Нагиб Махфуз - Шахразада. Рассказы
Она отрицательно покачала головой, не произнеся ни звука. Наши руки встретились. Последнее, что я сказал, было:
— Я всегда буду желать тебе счастья…
И она ушла. А я не отрываясь смотрел вслед… Что дала эта встреча, кроме новых горестей? Лишь разбередила душу… Я стал еще больше ненавидеть все на свете, так что даже начал читать оппозиционные газеты, впрочем, без малейшего интереса к политике.
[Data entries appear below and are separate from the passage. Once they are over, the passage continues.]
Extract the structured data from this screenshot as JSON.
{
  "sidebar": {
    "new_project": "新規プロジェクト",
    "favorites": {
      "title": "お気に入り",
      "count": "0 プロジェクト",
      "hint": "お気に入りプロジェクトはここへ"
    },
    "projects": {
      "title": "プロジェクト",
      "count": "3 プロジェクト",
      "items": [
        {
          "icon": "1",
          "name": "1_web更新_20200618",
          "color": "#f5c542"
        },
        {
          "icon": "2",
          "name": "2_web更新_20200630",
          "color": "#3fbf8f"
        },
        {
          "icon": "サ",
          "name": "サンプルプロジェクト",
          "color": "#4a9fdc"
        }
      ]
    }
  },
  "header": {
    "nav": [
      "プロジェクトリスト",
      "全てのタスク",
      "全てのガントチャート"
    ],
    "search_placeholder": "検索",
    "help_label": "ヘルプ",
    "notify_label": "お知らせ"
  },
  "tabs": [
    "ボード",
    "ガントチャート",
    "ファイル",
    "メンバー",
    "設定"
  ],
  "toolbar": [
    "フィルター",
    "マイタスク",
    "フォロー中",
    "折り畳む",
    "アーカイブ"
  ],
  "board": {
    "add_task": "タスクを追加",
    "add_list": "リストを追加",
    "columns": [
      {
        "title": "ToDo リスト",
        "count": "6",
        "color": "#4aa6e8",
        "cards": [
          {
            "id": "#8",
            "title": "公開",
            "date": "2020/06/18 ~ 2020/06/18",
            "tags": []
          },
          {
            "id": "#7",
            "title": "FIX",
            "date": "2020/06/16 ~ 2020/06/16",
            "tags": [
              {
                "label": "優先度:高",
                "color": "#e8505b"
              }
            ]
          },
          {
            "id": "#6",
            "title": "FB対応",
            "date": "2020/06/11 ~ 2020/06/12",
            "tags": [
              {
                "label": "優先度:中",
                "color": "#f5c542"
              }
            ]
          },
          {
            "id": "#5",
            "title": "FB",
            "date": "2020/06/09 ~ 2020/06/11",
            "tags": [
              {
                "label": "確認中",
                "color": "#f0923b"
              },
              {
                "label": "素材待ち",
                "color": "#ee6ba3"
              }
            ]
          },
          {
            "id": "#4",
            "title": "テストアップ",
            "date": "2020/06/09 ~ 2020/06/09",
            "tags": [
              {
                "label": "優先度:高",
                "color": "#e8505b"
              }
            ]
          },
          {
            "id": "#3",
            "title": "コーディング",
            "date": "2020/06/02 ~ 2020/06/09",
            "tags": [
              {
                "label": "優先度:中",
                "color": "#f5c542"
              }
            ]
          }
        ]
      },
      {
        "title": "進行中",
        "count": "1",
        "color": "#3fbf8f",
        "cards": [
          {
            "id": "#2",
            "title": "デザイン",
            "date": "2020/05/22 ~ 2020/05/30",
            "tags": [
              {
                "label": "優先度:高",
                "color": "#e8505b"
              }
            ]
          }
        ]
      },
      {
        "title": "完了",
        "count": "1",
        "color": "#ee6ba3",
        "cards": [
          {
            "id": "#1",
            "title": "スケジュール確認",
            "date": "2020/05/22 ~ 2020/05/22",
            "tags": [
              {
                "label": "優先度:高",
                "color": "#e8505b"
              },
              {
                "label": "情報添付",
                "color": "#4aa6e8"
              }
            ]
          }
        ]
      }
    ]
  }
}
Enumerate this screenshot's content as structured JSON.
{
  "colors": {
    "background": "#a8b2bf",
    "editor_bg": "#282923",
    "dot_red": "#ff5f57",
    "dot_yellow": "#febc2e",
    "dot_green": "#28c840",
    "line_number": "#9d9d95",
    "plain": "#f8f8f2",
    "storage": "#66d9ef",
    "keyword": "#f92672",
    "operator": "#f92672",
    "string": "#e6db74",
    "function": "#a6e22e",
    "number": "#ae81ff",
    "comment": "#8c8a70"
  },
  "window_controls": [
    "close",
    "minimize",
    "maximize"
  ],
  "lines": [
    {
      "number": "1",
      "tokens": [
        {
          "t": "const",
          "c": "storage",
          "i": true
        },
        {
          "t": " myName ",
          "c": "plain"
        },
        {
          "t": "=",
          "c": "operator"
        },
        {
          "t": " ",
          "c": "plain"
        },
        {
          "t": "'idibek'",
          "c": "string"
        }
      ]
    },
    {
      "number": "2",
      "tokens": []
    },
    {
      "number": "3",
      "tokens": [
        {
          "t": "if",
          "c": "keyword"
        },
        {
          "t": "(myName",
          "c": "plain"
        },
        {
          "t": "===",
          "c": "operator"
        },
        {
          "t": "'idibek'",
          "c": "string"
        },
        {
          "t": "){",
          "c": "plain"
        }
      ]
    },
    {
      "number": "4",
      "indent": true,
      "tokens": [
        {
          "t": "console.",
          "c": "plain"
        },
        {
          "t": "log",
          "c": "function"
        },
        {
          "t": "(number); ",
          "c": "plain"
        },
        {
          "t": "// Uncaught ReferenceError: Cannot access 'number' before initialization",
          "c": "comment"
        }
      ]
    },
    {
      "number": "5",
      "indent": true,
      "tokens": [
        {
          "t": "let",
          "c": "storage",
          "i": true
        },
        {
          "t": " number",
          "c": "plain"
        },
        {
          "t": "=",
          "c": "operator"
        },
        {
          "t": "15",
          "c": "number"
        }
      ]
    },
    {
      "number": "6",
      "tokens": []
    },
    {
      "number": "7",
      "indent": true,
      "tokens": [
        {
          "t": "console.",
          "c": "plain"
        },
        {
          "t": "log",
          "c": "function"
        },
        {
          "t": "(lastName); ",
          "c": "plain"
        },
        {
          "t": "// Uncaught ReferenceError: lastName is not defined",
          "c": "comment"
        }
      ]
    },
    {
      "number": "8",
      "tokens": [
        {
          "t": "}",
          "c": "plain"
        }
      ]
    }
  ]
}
Как-то я спросил Али Юсуфа:
— Скажи мне, всезнайка: впереди у меня вечная холостая жизнь, так как же мне быть с половой проблемой?
Али громко рассмеялся:
— Тебе ничего не остается, кроме Умм Абдо!
Я опешил:
— Умм Абдо?
— А что? Она воспитывалась у вас, жалкое создание, но в ней есть искра жизни, почему бы и нет?
— Она же старше меня лет на десять…
— Ну я же не предлагаю тебе на ней жениться, устаз!..
…Во всей вселенной нет места, тронутого распадом и населенного снами наяву, подобного ветхому зданию на улице Абу Хода и кофейне «Ан-Наджах» на площади Армии. Что же еще остается одинокому отставнику?!.. Если бы у меня появилось много денег, то я бы отправился путешествовать и исколесил бы всю страну. И если бы на меня нежданно свалилось богатство, оставленное, к примеру, бразильским дядюшкой, то я бы объездил весь мир, чтобы жениться на прекрасной девушке… Как приятны мечты, и как они жестоки, ведь ты, Малика, живешь совсем рядом со мной, а я молчу и не делаю ни одного шага к тебе. Мы — дети одних и тех же воспоминаний и жертвы одной и той же старости, а сердце нашептывает мне, что ты все та же!..
Хамада ат-Тартуши радостно сообщил:
— Мой сын получил повышение — теперь он генеральный директор.
Я поздравил его и заключил:
— Сегодня вечером кофе и сандвичи за твой счет.
— Только кофе! — решительно возразил он.
— Послушай, а ты все еще спишь со своей женой?
Хамада засмеялся:
— Странный вопрос.
— Я, конечно, прошу извинения, но он меня волнует.
— Когда захочу, — лаконично ответил Хамада, а потом добавил, — частенько есть сила, но нет желания…
Потом он продолжил с состраданием в голосе:
— И как это тебя миновал брак? Я не знавал человека со столь нежным отношением к женитьбе!
Я горько пояснил:
— Вплоть до прошлого года мне надо было содержать семью, а каждое повышение жалованья съедала растущая дороговизна.
— Как жаль! Ну и Умм Абдо умерла раньше времени?
— Скорее, позже. Уже после того, как стала ненужной мужчинам.
— Да… Что же тебя удерживает от встречи с Маликой?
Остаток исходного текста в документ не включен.